How The Harness Runs

  1. The Workflow schedules one harness job per deployment ID when ONTOLOGY_HARNESS_ENABLED=true.
  2. The deployment ID comes from ONTOLOGY_HARNESS_DEPLOYMENT_ID.
  3. The harness loads the harness config and runs the normal Generator pipeline against the harness domain.
  4. The harness reads baselines/accepted.json.
  5. It loads the baseline and candidate ontology.ttl files.
  6. It rebuilds comparable metrics from both Turtle files.
  7. It writes regression_report.json to the candidate run output folder.
  8. It updates the candidate row in owl_ontology_metrics.csv.
  9. It marks the harness job completed when the report passes, or failed when one or more regression checks fail.

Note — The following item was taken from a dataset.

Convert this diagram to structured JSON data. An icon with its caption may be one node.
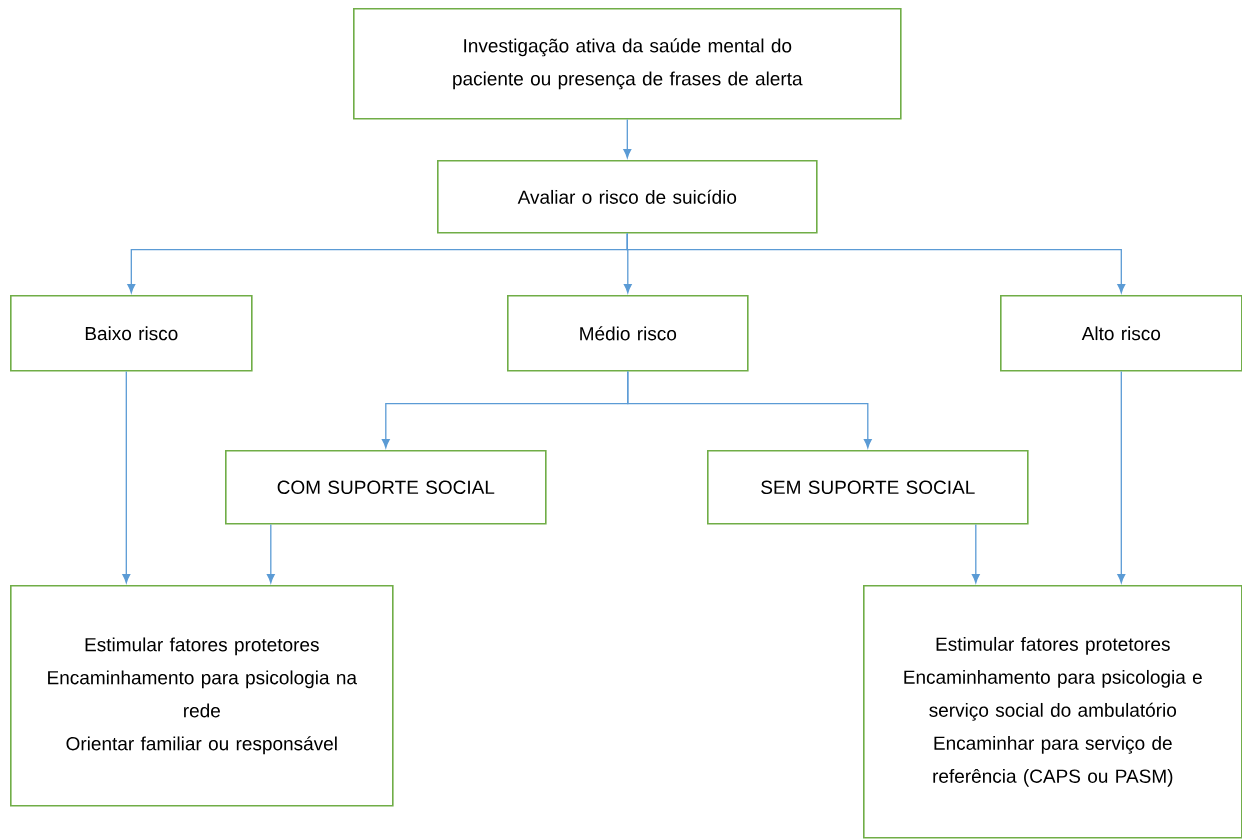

Supporting Diagnostic Files

bedrock_costs.csv

Typical columns:

  • status
  • run_tag
  • usage_tag
  • model_id
  • input_tokens
  • output_tokens
  • cache_read_tokens
  • cache_write_tokens
  • estimated_cost_usd
  • estimated_cost_text
  • start_time_utc
  • end_time_utc
  • error_code
  • error_message

export_status.json

Useful fields:

  • status
  • mode
  • format
  • output_path
  • schema_path
  • graph_path
  • completed_at
  • timings
  • total_seconds

deduplication_summary.json

Useful fields:

  • total_entities_before
  • total_entities_after
  • total_merged
  • merge_by_stage
  • avg_similarity_semantic
  • timestamp

Processing Metadata

The Generator builds OntologyOutput.metadata with runtime and quality signals including:

  • extracted entity and relationship counts
  • post-deduplication entity and relationship counts
  • new entity and relationship type counts
  • processing time
  • LLM call counts
  • token counts and estimated token counts
  • estimated cost when price calculation is available
  • stage timings
  • throughput
  • ontology shape metrics

Ontology shape metrics include placeholder type counts, auto-created entity counts, same-type subclass relationship counts, concrete root type counts, hierarchy depth, and relationship-type pressure.

Source References

Workflow repository:

  • Harness scheduling and comparison: scripts/pipeline/ontology_harness.py
  • Ontology job orchestration: scripts/pipeline/ontology_generator.py
  • Review Tests route: govuk_ai_accelerator_app.py
  • Cross-repo overview: docs/architecture/cross-repo-integration.md

Generator repository:

  • OWL metrics CSV writing: taxonomy_ontology_accelerator/ontology_engine/storage/export.py
  • Regression thresholds and report shape: taxonomy_ontology_accelerator/ontology_engine/evaluation/regression.py
  • Processing metadata and ontology shape metrics: taxonomy_ontology_accelerator/ontology_engine/core/extraction_finalize.py and taxonomy_ontology_accelerator/ontology_engine/core/models.py
  • Generator production run book: docs/ontology/RUNBOOK.md

The cross-repository lifecycle is documented in docs/architecture/cross-repo-integration.md.